Lazio spokesman Dan McLagan counters that no matter what step his candidate takes, Clinton "keeps coming up with more and more excuses as to why she can't sign the pledge." The bottom line, McLagan says, is that "a majority of her campaign is being funded by a big-Hollywood soft-money slush fund" that she will never shut down. But one way or another, it may all be for naught. A source on the Lazio campaign acknowledged that the campaign would never be able to completely end the conduct of other third-party fringe direct-mail organizations that raise money by bashing Clinton, but said that "we never see a nickel of that money anyway; it just goes to those groups."
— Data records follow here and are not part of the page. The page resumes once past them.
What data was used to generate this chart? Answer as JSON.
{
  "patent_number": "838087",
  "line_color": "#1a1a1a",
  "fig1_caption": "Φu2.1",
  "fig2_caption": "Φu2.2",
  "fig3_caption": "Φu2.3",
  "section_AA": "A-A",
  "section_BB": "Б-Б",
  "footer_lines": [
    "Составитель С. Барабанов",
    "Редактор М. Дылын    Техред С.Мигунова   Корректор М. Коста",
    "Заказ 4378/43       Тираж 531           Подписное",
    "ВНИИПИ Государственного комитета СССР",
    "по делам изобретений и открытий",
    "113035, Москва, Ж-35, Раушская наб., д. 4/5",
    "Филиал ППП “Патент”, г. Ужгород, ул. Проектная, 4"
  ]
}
Is either side sincere? Over the summer, Common Cause sent out a "Contract for Reform" to all House and Senate candidates, asking each to pledge support for "a complete ban on soft money," for "all broadcast advertisements meant to influence the outcome of federal elections [being] treated the same under the law" and for "an elections system that provides meaningful public resources, like television time, for candidates who agree to limit their spending."
Twenty-five Senate and 177 House candidates signed the pledge. Neither Lazio nor Clinton was among them.
For proponents of campaign finance reform, however, there is one bit of silver lining in this political gray cloud, says McGehee.
"The real news here is that candidates for very high-profile office are saying that this is a very salient campaign issue, and that is a sea change," McGehee says. "Rick Lazio thinks that a way he can score political points is on a campaign finance reform issue; to me, that's good news."